When solidified near the baseline, the 20-year-old Vandeweghe was able to grind her opponent down with strong returns that stayed low to the net.
"I felt after those long rallies that she kind of deflated a bit," said Vandeweghe.
Her serve made for a tough return, as she recorded 11 aces and just a pair of double faults. Often, Rezai had no time to react to the serve as all she could do was turn and walk to the other end of the baseline. Early in the second set, Rezai disputed the official's call and claimed Vandeweghe's serve didn't bounce in, nor did the previous three, she said.
"It can either make her fiery and angry and make her play better. Or it can make her so angry that she plays worse," said Vandeweghe.
Also in women's singles, Eugenie Bouchard of Canada rallied to win 12 of the last 15 games and down Olga Govortsova, 0-6, 6-1, 6-3. Bouchard, 18, fell into a three-game hole in the third set before she was able to ground her serve for the win.
She advances to meet 19-year-old American Sloane Stephens in a quarterfinal matchup of two of the sport's youngest starts.
Bouchard won the junior tournament in July at Wimbledon, while Stephens is ranked No. 50 in the world.
In the second round of men's singles, Tommy Haas won for the second straight day as he knocked off Leonardo Mayer, 6-4, 7-5.
He said he knew Mayer was an aggressive player who chases a lot of balls.
James Blake played with strength and poise to turn back Marco Chiudinelli, 6-2, 6-4. In the clinching game, Blake rebounded from a 40-15 deficit and forced a deuce with a 117 mph ace. He then raised his serve to 127 mph for a match-clinching ace.

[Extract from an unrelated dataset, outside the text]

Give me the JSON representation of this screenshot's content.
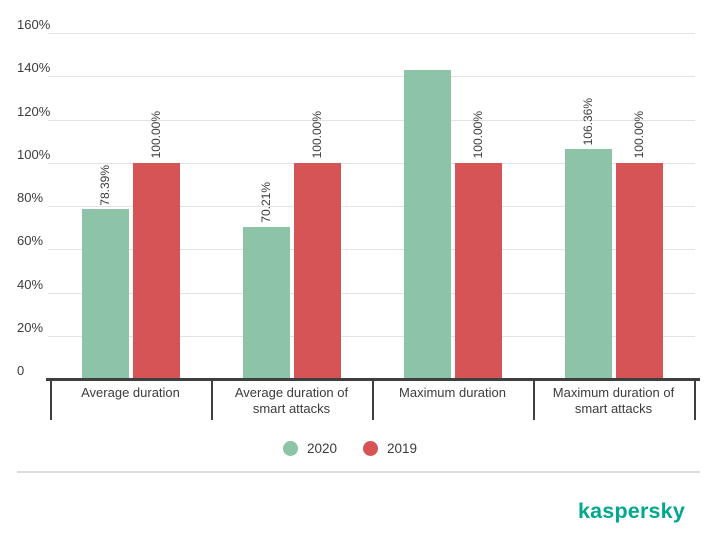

Also on Wednesday, the tournament inducted the inaugural Hall of Fame class of the Washington Tennis & Education Foundation.
Donald Dell, who co-founded the event in 1969 and was a former Davis Cup captain, highlighted the class. Joining him was John Harris, Paul Robert Ignatius, Henry H. Kennedy Jr. and Peter Work.
Founded in 1955, the WTEF uses tennis as a tool to provide academic help to at-risk children.
"I started playing at the Armory in New York, in a similar program that stressed education and gives kids a chance to succeed
in life, not just in tennis, but by using their brains," said Blake.